Typically, condominium projects are more controversial than apartment buildings because existing residents are increasingly concerned that wealthy people from out of state are more inclined to purchase condominiums as second homes. The city also has been eager to add rental housing to the market because of rising rents and shortage of units.

Although planning records drafted by city staff and J.B. Brown consistently described the project as apartments, Veroneau said he always planned to convert them to condos at some point.

However, if the conversion was made after the units had been occupied, a city ordinance would have required Veroneau to pay $150 a unit, offer tenants the first right of refusal to purchase the units, and help pay relocation expenses for any low- to moderate-income residents who may have been living there.

And J.B. Brown isn’t the only developer rethinking an apartment project.

A&M Partners has decided not to move forward with the Westerlea View Lofts, a 54-unit apartment building at 75 Chestnut St. that was approved in December by the Planning Board. Instead, the entire project – one-third acre of land, planning approvals and engineering work – is being marketed for sale for $1.2 million, or $22,222 per unit, by CBRE|The Boulos Co.

The real estate flier states: “Approvals valuable in Portland market based on high barriers to entry posed by challenging Planning Board approval environment.”

It’s the second housing project in the Bayside neighborhood, which has long sought the addition of more housing, that has failed to move forward after receiving Planning Board approvals.

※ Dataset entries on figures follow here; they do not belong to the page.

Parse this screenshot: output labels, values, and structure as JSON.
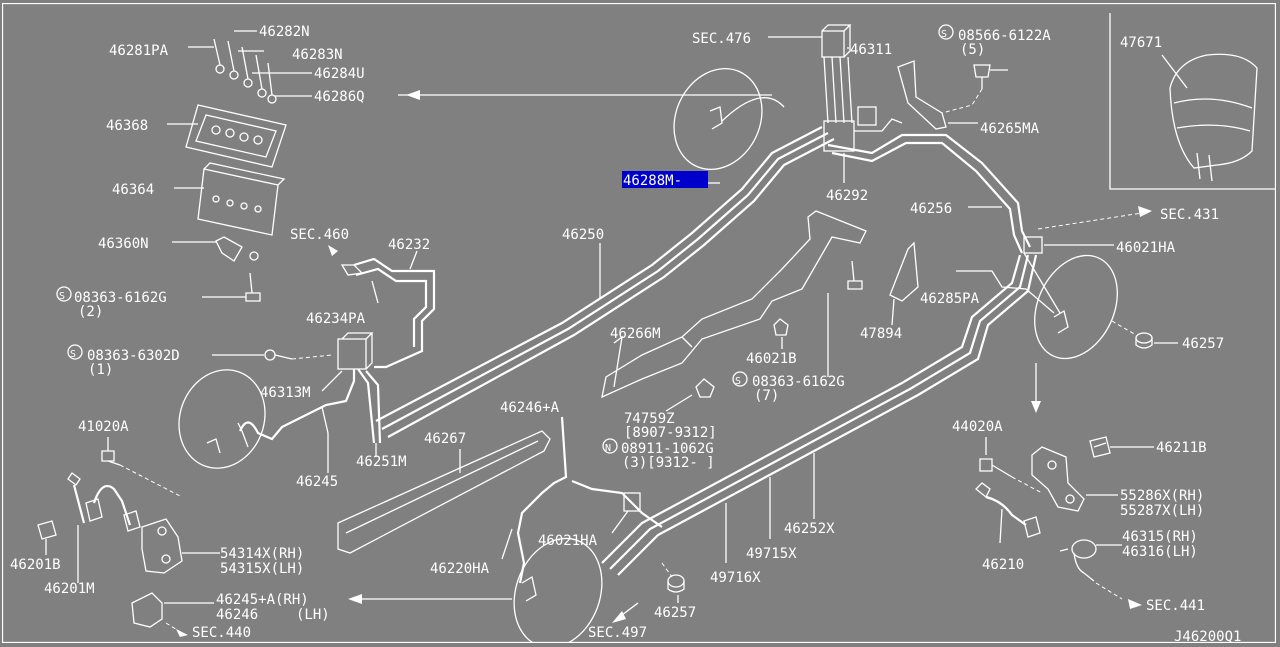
{
  "diagram_id": "J46200Q1",
  "colors": {
    "background": "#808080",
    "lines": "#ffffff",
    "highlight": "#0000cc"
  },
  "labels": {
    "p46282N": "46282N",
    "p46281PA": "46281PA",
    "p46283N": "46283N",
    "p46284U": "46284U",
    "p46286Q": "46286Q",
    "p46368": "46368",
    "p46364": "46364",
    "p46360N": "46360N",
    "s08363_6162G_a": "08363-6162G",
    "q2": "(2)",
    "sec460": "SEC.460",
    "p46232": "46232",
    "p46234PA": "46234PA",
    "s08363_6302D": "08363-6302D",
    "q1": "(1)",
    "p46313M": "46313M",
    "p46245": "46245",
    "p46251M": "46251M",
    "p46250": "46250",
    "p46267": "46267",
    "p46246A": "46246+A",
    "p41020A": "41020A",
    "p46201B": "46201B",
    "p46201M": "46201M",
    "p54314X": "54314X(RH)",
    "p54315X": "54315X(LH)",
    "p46245A": "46245+A(RH)",
    "p46246": "46246",
    "lh": "(LH)",
    "sec440": "SEC.440",
    "p46220HA": "46220HA",
    "p46021HA_a": "46021HA",
    "sec497": "SEC.497",
    "p46257_a": "46257",
    "sec476": "SEC.476",
    "p46311": "46311",
    "p46288M": "46288M-",
    "p46292": "46292",
    "s08566_6122A": "08566-6122A",
    "q5": "(5)",
    "p46265MA": "46265MA",
    "p47671": "47671",
    "p46256": "46256",
    "sec431": "SEC.431",
    "p46021HA_b": "46021HA",
    "p46285PA": "46285PA",
    "p46257_b": "46257",
    "p46266M": "46266M",
    "p46021B": "46021B",
    "p47894": "47894",
    "s08363_6162G_b": "08363-6162G",
    "q7": "(7)",
    "p74759Z": "74759Z",
    "r8907_9312": "[8907-9312]",
    "n08911_1062G": "08911-1062G",
    "q3_9312": "(3)[9312-   ]",
    "p44020A": "44020A",
    "p46211B": "46211B",
    "p55286X": "55286X(RH)",
    "p55287X": "55287X(LH)",
    "p46315": "46315(RH)",
    "p46316": "46316(LH)",
    "p46210": "46210",
    "sec441": "SEC.441",
    "p46252X": "46252X",
    "p49715X": "49715X",
    "p49716X": "49716X",
    "s_mark": "S",
    "n_mark": "N"
  }
}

The so-called Midtown project by the Florida-based Federated Cos., which promised 445 apartments, has not broken ground, despite being approved on March 2, 2015. That approval, which is good for one year, has already received two extensions, the maximum allowed by city code, and is set to expire next March. Meanwhile, taxpayers continue to pay interest on federal loans committed to the project to build a parking garage.

A&M Partners President Lou Wood said he decided to try to sell the Westerlea View Lofts project because the market is strong in Portland and the timing was not good for him personally to move forward with the project. “It’s a good time to sell things,” he said.

Wood said he would have been able to build apartments that were more affordable than other market-rate or luxury apartments because he already owns the land. If someone else buys the project that might not be the case, because that person would have to purchase the land, he said.

“I’d still like to build it,” Wood said. “There is always going to be a market for (affordable apartments) in Portland, Maine.”

The moves come as a group of residents, called Fair Rent Portland, is collecting signatures to put a rent stabilization ordinance on the November ballot. Among other things, the proposed ordinance would limit rent increases for existing tenants in larger apartment buildings to no more than the rate of inflation, as measured by the Consumer Price Index for the Greater Portland region.

Veroneau said that effort was “not a significant” factor in his decision. But he and Wood said that, if adopted, the measure could make building rental housing less attractive to developers.

However, advocates have argued that similar ordinances on the books in West Hollywood, California, and Takoma Park, Maryland, have successfully controlled rents without stifling development.

Levine, the planning and development director, said he doesn’t read too much into the decisions of the developers. He believes the market is still strong for all types of housing projects in Portland, especially less expensive rentals.

“I’m not sensing the market is all set,” he said. “There’s still a demand for rental housing in Portland.”